La SUBE querrás decir. Sos Enrique el antiguo. Y a vos te digo, eso de Patti
Smith debe ser una exageración. Porque las anécdotas y las relaciones suenan
muy lindas cuando las pasas por escrito, obvio. Si yo tuviese que contar
nuestra historia, ni en pedo transcribo el día de hoy, o el de la semana
pasado, o el de la semana que viene. Mucho mejor, me invento mejores cosas, nos
pongo otra ropa y raros peinados nuevos. ¿Qué dicen?" Los otros dos sonrieron y
se imaginaron con sendas crestas punk de distintos colores. La vida podía ser
de otra forma, eso lo tenían en claro.
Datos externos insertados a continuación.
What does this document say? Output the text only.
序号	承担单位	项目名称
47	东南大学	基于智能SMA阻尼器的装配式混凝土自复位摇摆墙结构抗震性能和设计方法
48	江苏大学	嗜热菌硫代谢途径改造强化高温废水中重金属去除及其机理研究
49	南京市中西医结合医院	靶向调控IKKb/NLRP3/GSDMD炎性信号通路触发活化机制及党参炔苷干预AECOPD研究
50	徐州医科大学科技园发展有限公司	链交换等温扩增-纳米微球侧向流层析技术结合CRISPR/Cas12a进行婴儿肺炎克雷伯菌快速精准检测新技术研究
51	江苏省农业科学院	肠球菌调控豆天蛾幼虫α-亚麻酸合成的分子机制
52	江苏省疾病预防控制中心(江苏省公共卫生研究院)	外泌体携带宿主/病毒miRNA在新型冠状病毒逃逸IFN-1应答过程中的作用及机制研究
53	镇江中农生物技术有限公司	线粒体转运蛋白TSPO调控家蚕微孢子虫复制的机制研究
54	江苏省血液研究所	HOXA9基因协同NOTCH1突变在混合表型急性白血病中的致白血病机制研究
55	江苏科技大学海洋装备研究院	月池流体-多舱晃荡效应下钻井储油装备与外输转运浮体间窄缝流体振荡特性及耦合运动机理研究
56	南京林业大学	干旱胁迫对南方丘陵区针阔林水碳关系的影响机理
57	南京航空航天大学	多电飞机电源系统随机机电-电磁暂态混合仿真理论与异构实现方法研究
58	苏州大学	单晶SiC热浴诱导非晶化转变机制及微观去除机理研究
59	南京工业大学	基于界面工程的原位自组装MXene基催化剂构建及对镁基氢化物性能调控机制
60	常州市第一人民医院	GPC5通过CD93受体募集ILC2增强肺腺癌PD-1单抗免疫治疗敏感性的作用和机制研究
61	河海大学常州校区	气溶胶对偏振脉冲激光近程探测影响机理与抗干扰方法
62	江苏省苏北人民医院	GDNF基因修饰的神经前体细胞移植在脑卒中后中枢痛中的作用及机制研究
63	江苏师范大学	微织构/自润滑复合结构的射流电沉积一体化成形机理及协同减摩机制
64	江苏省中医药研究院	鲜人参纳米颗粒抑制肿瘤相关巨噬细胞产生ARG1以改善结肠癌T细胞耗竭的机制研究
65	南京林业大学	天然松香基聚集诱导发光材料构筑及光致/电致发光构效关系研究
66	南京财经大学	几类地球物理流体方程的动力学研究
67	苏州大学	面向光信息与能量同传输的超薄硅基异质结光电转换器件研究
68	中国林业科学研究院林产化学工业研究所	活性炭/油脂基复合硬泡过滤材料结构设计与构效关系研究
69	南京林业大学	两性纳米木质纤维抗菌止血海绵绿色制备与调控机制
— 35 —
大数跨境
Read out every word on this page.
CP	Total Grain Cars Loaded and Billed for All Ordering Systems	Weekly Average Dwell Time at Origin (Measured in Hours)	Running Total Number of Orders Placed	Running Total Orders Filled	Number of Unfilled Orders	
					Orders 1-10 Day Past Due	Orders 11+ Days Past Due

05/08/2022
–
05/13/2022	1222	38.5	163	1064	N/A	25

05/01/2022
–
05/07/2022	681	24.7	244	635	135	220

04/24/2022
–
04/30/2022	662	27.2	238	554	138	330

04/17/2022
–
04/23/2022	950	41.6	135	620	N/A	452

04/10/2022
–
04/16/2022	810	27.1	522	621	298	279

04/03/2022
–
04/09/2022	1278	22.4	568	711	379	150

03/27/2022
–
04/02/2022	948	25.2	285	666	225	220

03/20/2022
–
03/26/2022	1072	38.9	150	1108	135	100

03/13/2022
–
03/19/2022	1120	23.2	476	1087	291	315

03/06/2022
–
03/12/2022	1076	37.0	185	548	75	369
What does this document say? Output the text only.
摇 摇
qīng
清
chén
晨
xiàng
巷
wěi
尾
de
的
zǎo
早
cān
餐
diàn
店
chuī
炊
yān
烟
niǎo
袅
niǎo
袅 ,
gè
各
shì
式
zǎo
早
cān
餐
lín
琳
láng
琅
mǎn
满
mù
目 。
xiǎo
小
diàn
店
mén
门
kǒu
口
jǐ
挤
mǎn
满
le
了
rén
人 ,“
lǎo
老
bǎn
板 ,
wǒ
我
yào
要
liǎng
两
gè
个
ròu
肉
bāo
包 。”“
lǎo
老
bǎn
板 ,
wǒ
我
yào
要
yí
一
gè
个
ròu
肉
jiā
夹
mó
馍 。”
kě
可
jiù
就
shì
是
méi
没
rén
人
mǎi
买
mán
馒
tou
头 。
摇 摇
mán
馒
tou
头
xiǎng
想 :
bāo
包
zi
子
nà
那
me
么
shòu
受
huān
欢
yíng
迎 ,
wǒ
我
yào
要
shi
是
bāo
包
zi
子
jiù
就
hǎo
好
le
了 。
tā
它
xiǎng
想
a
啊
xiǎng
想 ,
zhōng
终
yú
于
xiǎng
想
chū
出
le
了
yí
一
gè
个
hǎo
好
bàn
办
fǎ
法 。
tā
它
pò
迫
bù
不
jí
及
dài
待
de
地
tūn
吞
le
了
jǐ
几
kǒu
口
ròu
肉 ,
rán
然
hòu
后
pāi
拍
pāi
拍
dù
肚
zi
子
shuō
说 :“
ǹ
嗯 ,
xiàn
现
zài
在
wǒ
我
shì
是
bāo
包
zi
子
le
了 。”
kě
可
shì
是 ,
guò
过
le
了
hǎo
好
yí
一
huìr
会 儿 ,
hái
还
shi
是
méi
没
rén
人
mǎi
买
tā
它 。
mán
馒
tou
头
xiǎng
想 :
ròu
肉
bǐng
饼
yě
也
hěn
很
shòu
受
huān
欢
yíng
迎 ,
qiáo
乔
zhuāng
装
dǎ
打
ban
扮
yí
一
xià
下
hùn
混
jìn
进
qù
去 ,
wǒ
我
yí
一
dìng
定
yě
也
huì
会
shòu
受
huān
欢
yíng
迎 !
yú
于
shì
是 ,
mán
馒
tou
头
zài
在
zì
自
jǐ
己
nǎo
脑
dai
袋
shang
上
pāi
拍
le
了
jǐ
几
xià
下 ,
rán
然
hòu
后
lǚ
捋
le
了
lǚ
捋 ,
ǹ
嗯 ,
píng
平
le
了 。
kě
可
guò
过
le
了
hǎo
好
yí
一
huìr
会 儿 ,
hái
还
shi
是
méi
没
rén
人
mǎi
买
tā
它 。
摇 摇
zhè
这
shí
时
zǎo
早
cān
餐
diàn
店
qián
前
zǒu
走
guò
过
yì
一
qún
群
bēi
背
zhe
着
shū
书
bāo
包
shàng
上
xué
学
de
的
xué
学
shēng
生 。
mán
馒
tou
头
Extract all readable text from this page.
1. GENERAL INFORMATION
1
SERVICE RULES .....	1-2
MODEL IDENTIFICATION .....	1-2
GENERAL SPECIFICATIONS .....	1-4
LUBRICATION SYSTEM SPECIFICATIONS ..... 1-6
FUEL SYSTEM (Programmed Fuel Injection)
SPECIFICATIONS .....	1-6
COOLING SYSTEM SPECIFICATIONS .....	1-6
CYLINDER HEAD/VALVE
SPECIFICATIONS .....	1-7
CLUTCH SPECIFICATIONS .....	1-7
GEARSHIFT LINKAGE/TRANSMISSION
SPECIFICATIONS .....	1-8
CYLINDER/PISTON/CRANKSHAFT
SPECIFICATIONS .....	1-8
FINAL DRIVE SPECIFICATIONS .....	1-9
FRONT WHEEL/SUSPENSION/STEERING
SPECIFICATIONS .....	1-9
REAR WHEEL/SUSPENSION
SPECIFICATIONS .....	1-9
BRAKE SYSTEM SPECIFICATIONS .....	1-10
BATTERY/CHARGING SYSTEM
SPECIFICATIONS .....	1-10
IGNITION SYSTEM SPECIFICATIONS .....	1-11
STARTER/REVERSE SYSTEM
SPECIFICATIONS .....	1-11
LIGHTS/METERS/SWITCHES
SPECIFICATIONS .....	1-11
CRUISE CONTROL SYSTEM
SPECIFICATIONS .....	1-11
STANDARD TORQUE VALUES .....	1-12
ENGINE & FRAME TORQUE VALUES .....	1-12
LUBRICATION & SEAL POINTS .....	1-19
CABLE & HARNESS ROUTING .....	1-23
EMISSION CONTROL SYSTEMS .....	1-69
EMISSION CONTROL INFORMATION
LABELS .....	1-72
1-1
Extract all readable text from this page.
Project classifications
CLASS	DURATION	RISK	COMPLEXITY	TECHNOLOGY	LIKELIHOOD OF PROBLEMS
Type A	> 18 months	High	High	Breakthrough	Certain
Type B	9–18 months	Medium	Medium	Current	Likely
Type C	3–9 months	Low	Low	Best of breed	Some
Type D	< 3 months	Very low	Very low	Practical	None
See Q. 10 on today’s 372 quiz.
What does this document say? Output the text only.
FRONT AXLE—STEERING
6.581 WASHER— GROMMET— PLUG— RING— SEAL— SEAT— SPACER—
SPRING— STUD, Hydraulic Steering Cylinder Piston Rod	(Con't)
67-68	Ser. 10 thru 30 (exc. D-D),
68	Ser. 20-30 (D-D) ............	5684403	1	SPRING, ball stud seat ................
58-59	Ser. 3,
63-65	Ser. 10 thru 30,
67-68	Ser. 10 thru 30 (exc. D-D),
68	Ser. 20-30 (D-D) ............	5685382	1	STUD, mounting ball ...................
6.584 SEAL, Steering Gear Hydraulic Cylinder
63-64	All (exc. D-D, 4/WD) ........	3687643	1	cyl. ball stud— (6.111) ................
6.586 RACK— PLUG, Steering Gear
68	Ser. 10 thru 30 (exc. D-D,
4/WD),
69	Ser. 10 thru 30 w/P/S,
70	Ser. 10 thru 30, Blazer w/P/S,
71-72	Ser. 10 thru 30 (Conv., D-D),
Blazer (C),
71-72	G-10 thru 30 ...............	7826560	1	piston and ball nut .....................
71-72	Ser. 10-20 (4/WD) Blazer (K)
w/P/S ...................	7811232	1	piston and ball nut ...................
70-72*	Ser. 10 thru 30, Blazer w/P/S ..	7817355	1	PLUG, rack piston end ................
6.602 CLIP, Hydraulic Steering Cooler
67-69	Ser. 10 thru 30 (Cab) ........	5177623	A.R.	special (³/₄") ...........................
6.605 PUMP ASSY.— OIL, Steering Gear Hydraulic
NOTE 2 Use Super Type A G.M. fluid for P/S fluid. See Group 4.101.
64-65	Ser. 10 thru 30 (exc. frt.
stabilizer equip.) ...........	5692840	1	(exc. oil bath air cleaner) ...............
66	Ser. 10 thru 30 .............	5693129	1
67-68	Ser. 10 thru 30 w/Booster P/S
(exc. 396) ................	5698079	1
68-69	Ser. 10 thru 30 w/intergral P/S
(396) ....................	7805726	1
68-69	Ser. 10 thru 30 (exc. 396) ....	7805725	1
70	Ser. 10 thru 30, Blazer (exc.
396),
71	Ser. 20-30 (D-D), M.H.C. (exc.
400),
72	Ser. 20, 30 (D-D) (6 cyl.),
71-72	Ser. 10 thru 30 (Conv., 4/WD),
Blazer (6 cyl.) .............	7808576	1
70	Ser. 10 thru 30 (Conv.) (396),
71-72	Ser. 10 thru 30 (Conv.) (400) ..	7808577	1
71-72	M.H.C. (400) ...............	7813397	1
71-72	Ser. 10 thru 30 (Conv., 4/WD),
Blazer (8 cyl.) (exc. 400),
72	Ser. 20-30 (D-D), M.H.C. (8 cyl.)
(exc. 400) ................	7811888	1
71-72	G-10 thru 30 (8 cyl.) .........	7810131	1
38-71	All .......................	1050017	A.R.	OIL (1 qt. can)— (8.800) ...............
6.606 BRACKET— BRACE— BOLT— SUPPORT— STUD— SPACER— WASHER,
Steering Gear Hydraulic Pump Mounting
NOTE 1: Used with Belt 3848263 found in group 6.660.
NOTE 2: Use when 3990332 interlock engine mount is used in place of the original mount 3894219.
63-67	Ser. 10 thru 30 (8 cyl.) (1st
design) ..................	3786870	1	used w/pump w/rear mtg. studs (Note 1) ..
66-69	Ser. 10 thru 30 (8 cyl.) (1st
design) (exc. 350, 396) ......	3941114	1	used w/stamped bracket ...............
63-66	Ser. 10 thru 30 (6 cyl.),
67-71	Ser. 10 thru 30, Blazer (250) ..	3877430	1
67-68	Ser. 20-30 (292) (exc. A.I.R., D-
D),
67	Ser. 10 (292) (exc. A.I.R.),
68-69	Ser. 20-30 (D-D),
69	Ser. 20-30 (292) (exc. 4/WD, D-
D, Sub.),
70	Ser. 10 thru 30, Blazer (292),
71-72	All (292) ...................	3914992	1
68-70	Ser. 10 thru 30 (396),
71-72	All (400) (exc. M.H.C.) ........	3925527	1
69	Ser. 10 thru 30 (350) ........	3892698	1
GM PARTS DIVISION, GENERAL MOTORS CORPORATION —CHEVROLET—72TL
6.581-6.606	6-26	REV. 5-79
Pero para que la historia tipo Cenicienta funcionara, se necesitaba de
un verdadero golpe de suerte, dar con un hada madrina que no cobrara tan caro,
que tuviera buena onda, que no estuviera tan quemada por el Sistema. Era
justamente eso: soñar con la Revolución. El tema era saber bien con cuál. Y
de repente, la noche, y un saludo con baja sensación térmica, y el último que
apague la luz, después de un tibio: nos vemos, que anden bien.